Depuis, qu’avons-nous vécu ?
• Une activité plutôt soutenue. Les ménages ont investi pour leur confort, et les collectivités locales ont répondu positivement à notre appel, celui de continuer à lancer des projets. Malheureusement notre développement a souvent été freiné par la difficulté à trouver de nouveaux compagnons, même en leur offrant la formation d’accès à nos métiers et une évolution certaine de carrière.
• Une folle déstabilisation des prix des matériaux, équipements et énergies donc nous voyons les premiers effets néfastes.
Comment on s’en sort ?
On s’en sort si on est groupé autour de la Fédération, outil extraordinaire d’accompagnement de nos entreprises. Les adhérents sollicitent fortement les services, mais il faut aussi qu’ils soient plus présents en syndicats de métiers, pour travailler sur les grands dossiers.
On s’en sort en poussant avec nos élus pour réclamer un rééquilibrage territorial et mettre en avant tous les atouts que nous avons.

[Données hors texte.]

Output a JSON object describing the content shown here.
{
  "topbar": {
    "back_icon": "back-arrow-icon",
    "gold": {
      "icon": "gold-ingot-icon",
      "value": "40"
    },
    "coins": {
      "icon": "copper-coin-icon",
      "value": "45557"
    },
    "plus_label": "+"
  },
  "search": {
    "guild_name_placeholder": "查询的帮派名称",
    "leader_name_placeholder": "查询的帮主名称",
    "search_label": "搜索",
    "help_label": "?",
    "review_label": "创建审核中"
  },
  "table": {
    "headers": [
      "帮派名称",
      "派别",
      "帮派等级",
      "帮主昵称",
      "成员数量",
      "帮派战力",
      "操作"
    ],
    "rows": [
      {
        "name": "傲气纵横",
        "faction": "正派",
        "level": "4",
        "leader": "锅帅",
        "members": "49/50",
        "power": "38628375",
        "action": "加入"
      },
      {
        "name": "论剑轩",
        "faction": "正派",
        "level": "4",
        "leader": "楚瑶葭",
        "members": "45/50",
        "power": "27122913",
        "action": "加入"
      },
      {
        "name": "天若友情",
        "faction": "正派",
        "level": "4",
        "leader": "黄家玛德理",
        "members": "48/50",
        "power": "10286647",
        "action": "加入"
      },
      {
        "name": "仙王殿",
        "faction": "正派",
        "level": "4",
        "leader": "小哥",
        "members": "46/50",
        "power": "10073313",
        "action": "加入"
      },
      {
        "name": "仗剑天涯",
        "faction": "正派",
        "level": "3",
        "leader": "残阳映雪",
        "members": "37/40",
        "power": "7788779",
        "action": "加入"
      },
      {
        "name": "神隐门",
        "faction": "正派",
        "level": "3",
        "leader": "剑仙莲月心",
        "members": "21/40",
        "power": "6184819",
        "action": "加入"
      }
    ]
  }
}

On s’en sort en continuant à être proactifs via la Fédération. Je citerai, par exemple, les opérations de recrutement menées en partenariat avec Pôle emploi et les autres acteurs (mission locale, conseil départemental, GIP politique de la ville...), la multiplication des visites de chantiers que nous faisons traditionnellement en octobre et que nous renouvelons maintenant toute l’année.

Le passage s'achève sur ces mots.